The RSS protocol, based on XML, is a popular way for authors of online news sites, blogs, and audio "podcasts" to automatically alert their subscribers that new content is available. Today, most PC users who subscribe to RSS feeds view entries with special reader software or through Web sites like Technorati.com and Bloglines.com that aggregate the feeds. Apple Computer has built some support for subscribing to RSS feeds into its Safari Web browser, and the Mozilla Foundation includes the ability to bookmark RSS headlines in its Firefox browser.

But RSS still hasn't caught on with most PC users, says Matt Rosoff, a Directions on Microsoft analyst. "It's cutting-edge technology but not something that would enlist a ton of new users," he says. RSS could become more popular if Microsoft builds into its Office apps features that consume information published that way, Rosoff adds.

For its part, Microsoft says it hopes to expand applications for RSS-syndicated content. "We want to enable RSS at the Windows platform level to open it up to new developers," Schare says. On Friday, Microsoft published extensions to the RSS protocol for viewing and sorting lists of entries--such as items on an E-commerce site or songs from an online music store--by their popularity or other criteria. Currently, RSS entries appear in reader software by the date they were published. Microsoft published the extensions under the Creative Commons license, a public domain licensing organization founded by Stanford University law professor Lawrence Lessig.

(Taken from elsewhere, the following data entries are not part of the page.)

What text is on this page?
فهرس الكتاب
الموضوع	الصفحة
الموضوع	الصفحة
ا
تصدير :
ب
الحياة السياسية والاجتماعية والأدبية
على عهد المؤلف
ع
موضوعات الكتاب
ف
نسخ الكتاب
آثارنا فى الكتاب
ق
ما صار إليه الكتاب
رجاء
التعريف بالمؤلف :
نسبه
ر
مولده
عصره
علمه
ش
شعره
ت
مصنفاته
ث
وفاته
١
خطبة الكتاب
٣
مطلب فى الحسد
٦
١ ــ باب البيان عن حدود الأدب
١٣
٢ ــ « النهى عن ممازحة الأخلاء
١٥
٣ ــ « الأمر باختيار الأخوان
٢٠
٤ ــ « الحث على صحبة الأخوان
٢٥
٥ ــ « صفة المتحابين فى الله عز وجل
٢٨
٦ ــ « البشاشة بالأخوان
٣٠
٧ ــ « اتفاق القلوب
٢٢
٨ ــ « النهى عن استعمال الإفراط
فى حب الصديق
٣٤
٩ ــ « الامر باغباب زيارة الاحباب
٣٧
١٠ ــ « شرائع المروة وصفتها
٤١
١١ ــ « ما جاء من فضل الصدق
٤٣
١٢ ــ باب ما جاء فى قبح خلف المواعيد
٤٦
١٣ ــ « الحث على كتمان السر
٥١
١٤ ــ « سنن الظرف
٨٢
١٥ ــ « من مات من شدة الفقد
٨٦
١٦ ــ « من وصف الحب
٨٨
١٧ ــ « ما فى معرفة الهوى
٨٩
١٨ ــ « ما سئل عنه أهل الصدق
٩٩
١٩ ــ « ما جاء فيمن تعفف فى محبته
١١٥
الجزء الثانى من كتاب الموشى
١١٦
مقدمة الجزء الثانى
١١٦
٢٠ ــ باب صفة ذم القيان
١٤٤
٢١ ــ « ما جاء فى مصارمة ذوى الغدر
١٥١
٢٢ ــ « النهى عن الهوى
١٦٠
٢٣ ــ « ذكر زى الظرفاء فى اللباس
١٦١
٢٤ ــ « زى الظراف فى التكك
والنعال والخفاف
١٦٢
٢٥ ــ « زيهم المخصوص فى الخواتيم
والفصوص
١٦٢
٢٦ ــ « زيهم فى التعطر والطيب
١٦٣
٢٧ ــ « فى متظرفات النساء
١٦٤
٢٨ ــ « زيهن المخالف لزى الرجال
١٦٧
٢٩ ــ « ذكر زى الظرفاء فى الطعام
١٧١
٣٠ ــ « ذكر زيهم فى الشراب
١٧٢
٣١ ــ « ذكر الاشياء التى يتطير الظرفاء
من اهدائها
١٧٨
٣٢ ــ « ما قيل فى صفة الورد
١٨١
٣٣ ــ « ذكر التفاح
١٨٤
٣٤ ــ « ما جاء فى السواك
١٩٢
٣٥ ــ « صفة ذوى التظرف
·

Some of the features Microsoft plans for Longhorn will be available to Windows XP users as well. The RSS extensions and ability to subscribe to feeds from within Windows will also appear in a version of Internet Explorer 7 for Windows XP, Schare says. But users will have to wait for Longhorn to take advantage of the "common feed store" for desktop software that Microsoft is developing. That technology is scheduled to debut in a test version of Longhorn due in mid-September at Microsoft's developers conference in Los Angeles. Schare says it won't appear in the "beta 1" version of Longhorn, which is expected in August.